In 1833, Dickens's first story was published in the Monthly Magazine. Using the pen-name "Boz", Dickens published stories in the Morning Chronicle and the Evening Chronicle. These stories were so popular that they were published as a book called Sketches by Boz (1836).
Dickens's first novel, The Pickwick Papers (1837), met with huge popular success. From this time until the end of his life, Dickens was the most popular writer in Britain. His second novel, Oliver Twist, was published in Bentley's Miscellany (1837-38) and his third novel, Nicholas Nickleby (1838-39), was also published monthly. Other novels included The Old Curiosity Shop (1840-1), Barnaby Rudge (1841), Martin Chuzzlewit (1843-4), A Christmas Carol (1843), Hard Times (1854), A Tale of Two Cities (1859), and Great Expectations (1860-1861).

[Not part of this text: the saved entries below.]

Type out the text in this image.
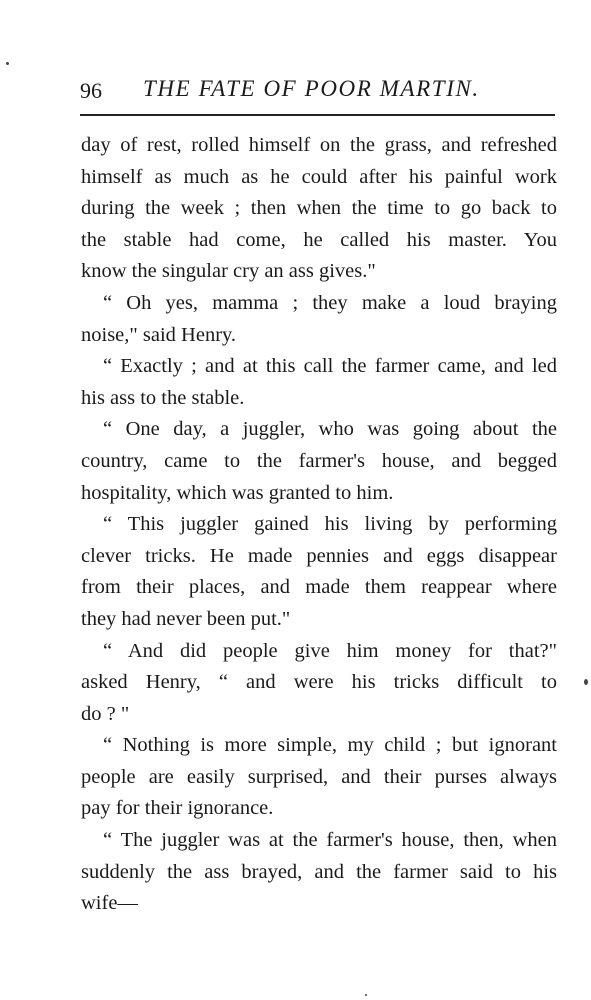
96 THE FATE OF POOR MARTIN.
day of rest, rolled himself on the grass, and refreshed
himself as much as he could after his painful work
during the week ; then when the time to go back to
the stable had come, he called his master. You
know the singular cry an ass gives."
“ Oh yes, mamma ; they make a loud braying
noise," said Henry.
“ Exactly ; and at this call the farmer came, and led
his ass to the stable.
“ One day, a juggler, who was going about the
country, came to the farmer's house, and begged
hospitality, which was granted to him.
“ This juggler gained his living by performing
clever tricks. He made pennies and eggs disappear
from their places, and made them reappear where
they had never been put."
“ And did people give him money for that?"
asked Henry, “ and were his tricks difficult to
do ? "
“ Nothing is more simple, my child ; but ignorant
people are easily surprised, and their purses always
pay for their ignorance.
“ The juggler was at the farmer's house, then, when
suddenly the ass brayed, and the farmer said to his
wife—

Throughout the 1840s and 1850s, Dickens continued to work tirelessly for social reform. He gave a lecture tour in America in 1842, and then offended his hosts by condemning slavery. From 1847, he advised his wealthy friend Angela Burdett-Coutts on the establishment of her home for the redemption of prostitutes, Urania Cottage, and supervised its day-to-day running for a decade. He gave speeches on behalf of charities and made generous donations from his own pocket. He wrote so often about the plight of the poor that he was accused of inciting class warfare.

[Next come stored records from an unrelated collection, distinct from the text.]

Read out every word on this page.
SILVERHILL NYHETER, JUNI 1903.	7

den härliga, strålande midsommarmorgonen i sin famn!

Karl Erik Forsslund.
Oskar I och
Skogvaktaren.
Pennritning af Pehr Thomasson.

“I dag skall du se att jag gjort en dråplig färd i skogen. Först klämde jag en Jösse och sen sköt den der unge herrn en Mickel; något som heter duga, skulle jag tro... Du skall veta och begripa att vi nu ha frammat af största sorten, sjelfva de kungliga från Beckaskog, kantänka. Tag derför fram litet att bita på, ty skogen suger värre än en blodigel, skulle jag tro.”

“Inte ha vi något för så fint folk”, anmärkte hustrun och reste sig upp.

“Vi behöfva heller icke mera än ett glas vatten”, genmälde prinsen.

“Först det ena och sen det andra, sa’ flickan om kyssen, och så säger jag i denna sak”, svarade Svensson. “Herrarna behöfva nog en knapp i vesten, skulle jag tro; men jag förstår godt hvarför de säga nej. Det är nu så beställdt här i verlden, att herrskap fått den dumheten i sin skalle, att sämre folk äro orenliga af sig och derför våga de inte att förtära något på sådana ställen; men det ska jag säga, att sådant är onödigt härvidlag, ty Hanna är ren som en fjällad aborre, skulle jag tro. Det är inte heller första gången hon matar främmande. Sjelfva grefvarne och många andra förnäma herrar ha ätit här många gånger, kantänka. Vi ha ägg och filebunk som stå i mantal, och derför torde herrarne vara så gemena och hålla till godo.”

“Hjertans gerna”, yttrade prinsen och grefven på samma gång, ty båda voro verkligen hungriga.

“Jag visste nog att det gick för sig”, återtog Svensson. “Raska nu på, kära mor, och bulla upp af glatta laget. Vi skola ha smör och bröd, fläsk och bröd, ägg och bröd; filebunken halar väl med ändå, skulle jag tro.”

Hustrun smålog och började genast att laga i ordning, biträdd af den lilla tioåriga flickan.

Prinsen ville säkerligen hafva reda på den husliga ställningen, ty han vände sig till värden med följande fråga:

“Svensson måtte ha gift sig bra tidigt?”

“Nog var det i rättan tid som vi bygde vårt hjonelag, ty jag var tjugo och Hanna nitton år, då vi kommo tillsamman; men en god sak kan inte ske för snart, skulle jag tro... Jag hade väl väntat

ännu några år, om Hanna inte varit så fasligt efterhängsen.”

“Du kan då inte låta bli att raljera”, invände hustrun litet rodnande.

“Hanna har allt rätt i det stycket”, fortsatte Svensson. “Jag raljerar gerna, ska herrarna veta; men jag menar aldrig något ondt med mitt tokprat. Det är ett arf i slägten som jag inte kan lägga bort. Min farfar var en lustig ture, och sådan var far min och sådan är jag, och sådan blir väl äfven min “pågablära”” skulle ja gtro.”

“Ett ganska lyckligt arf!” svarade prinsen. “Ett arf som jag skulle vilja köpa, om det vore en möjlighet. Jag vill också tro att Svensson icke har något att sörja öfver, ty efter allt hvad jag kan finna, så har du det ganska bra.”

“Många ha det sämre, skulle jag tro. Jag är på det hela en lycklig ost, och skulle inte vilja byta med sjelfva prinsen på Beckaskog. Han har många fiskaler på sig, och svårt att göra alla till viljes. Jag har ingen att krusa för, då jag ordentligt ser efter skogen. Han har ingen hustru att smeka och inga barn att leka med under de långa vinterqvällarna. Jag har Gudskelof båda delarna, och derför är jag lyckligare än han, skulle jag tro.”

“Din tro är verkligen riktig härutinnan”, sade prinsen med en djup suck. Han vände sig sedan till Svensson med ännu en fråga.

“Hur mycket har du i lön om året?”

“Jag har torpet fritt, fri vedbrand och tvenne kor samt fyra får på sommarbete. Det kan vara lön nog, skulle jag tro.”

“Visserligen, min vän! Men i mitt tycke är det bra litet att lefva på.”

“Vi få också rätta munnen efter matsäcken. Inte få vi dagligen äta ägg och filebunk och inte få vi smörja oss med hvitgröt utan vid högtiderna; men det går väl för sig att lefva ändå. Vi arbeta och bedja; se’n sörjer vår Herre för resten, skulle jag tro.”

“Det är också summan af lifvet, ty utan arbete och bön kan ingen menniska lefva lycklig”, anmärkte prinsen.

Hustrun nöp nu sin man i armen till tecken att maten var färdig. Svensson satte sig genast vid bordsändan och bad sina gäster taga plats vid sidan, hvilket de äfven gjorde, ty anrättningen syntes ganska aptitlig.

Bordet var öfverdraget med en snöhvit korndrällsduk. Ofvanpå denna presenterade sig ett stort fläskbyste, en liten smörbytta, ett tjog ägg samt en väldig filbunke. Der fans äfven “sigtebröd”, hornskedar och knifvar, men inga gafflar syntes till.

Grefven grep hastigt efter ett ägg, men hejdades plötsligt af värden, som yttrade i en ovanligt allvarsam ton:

In 1846 Dickens invested money in a new radical newspaper, The Daily News, of which he was editor. The paper was intended to provide a forum for Dickens's ideas on social reform, but it failed commercially. In 1850, Dickens became founding editor of Household Words. Dickens wrote articles for this journal campaigning for parliamentary reform, public health, better education for the poor, and reform of the workhouse system and legal system. He closed the journal in 1859 and replaced it with All the Year Round, which still covered social issues, but also carried literary articles and serialized novels.

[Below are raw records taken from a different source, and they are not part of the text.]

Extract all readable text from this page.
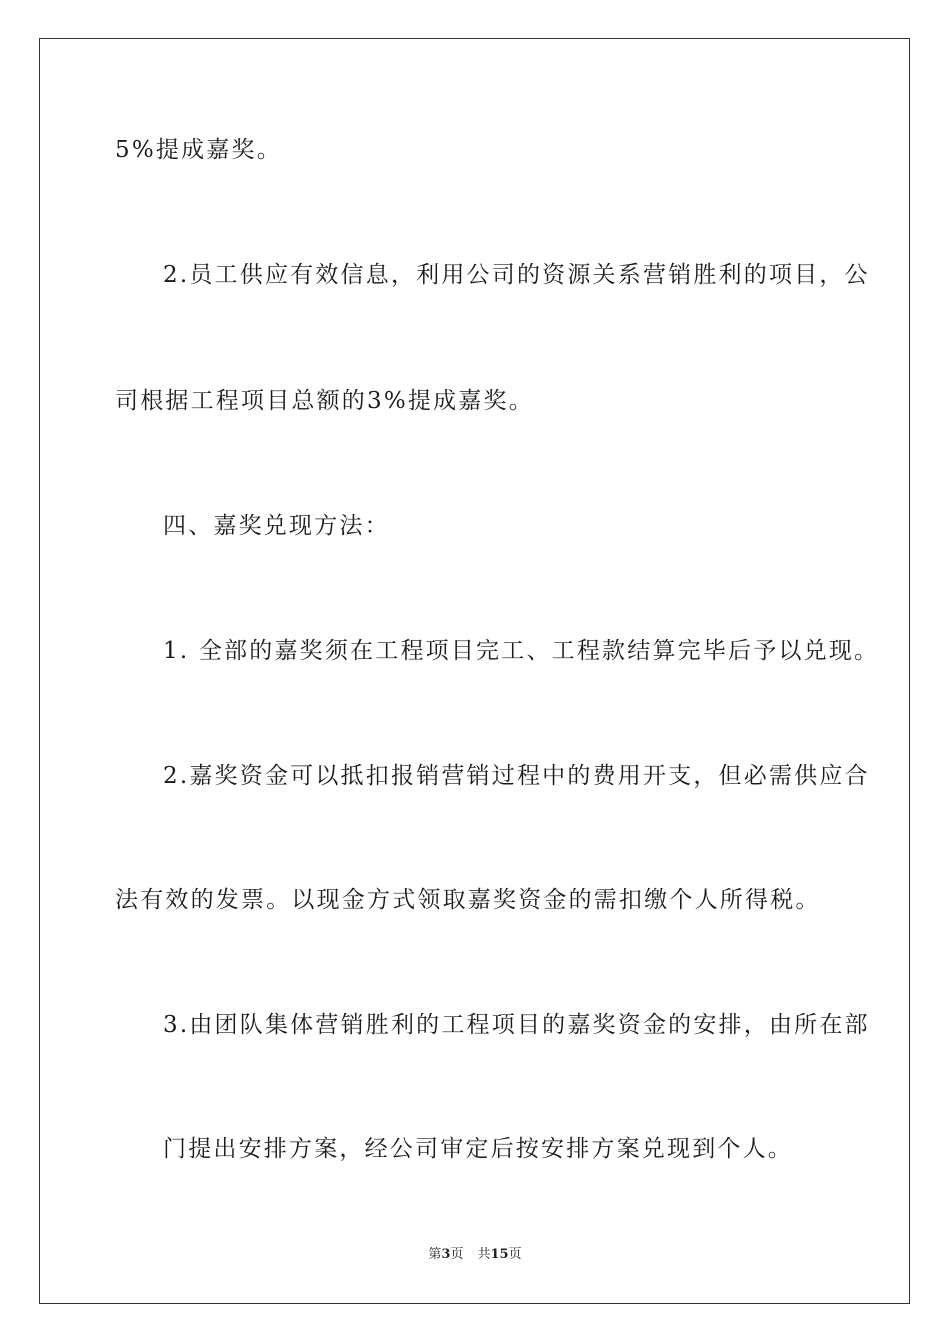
5%提成嘉奖。
2.员工供应有效信息，利用公司的资源关系营销胜利的项目，公
司根据工程项目总额的3%提成嘉奖。
四、嘉奖兑现方法：
1. 全部的嘉奖须在工程项目完工、工程款结算完毕后予以兑现。
2.嘉奖资金可以抵扣报销营销过程中的费用开支，但必需供应合
法有效的发票。以现金方式领取嘉奖资金的需扣缴个人所得税。
3.由团队集体营销胜利的工程项目的嘉奖资金的安排，由所在部
门提出安排方案，经公司审定后按安排方案兑现到个人。
第3页 共15页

In 1844-45 Dickens lived in Italy, Switzerland and Paris. He gave lecture tours in Britain and the United States in 1858-68.
In 1836, Dickens married Catherine Hogarth, the daughter of the newspaper editor George Hogarth. The couple had 10 children, but separated in 1858. Some biographers believe that Dickens preferred Catherine's sister, Mary, who moved into their house and died in 1837 at the age of 17 in Dickens's arms. Dickens was devastated at her loss, and was unable to complete the next installment of Pickwick Papers and Oliver Twist. He even asked to be buried with Mary. Another of Catherine's sisters, Georgina, moved in with the Dickenses, and Dickens fell in love with her. Dickens also had a long-standing relationship with the actress Ellen Ternan, whom he met in the 1850s.
From 1860, Dickens lived at Gads Hill Place, near Rochester, Kent. He died of a stroke at Gads Hill on June 9, 1870. Georgina, who ran his household at Gads Hill, was at his side when he died, as was Ellen Ternan. His unfinished novel, The Mystery Of Edwin Drood, was published in 1870.